In 1972, the Chinese and Japanese governments signed a joint declaration. This statement, which contained a rejection of hegemony, also read: The Chinese government declares that, for the sake of the friendship between the peoples of China and Japan, it renounces its claim for war reparations against the State of Japan. For many years afterward, China became the destination country for the largest amount of Japanese overseas aid. The money was used to develop the economy, but it did not benefit all the Japanese laborers.
“Even compensation of 50,000 yuan was important to some laborers.” Liu Huanxin, the son of Hwagang laborer Liu Lianren, said, “In southwestern Lu, some laborers were so poor that they had never seen a 100-yuan ticket.”
Sixty-six years on, most of the 40,000 laborers seem destined to die in silence.

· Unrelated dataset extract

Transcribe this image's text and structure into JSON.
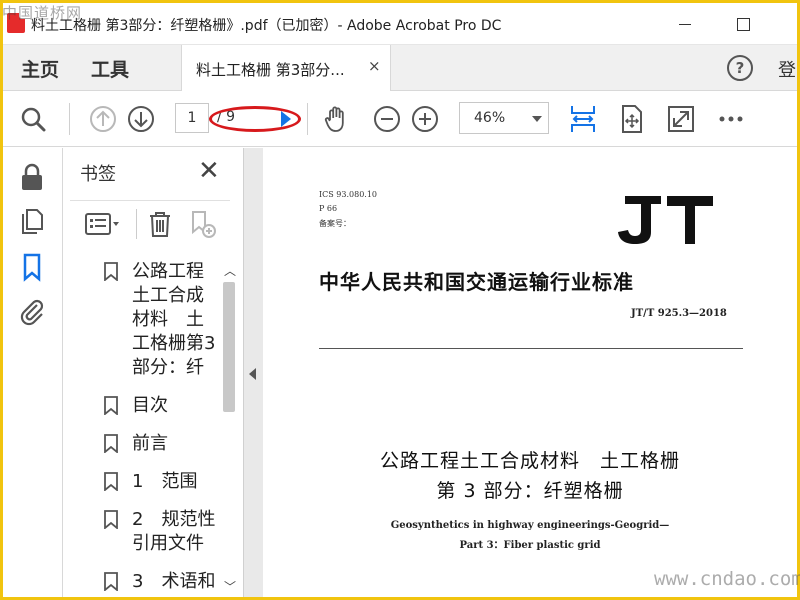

If it were not for the oral history materials that have been salvaged by a few scholars over the past decade or so, they would not even have a chance to become footnotes in history.
Fifteen years have also passed since the laborers filed their claims against Japan, and those elites who have helped and are helping the laborers have painted the laborers’ claims with their own understandings, but they have also prevented the laborers from being seen for what they are.
From the April 26th settlement to the present, instead of continuing to search for labor victims and surviving family members of the Shinano River, the Japanese Labor Abductors’ Fellowship has focused its efforts on its next target, Mitsubishi Corporation.
Lu Tanglock, president of the association, told the newspaper that he also received a letter from a Japanese student saying that laborers in the country should be united, just like when the Communist Party fought against Japan. “But the Communist Party’s fight against Japan is over, and there was a three-year civil war.” Lutang Lock smiled bitterly.
On the desk of Deng Jianguo, the legal adviser of the Labor Fellowship, sits the bylaws of the Labor Fellowship, which were drawn up in 2003. Deng said he wanted to amend the constitution in order to fight for the union of all Japanese laborers. Lawyer Kang Jian revealed that he has decided to join the plaintiffs to form a new rights organization.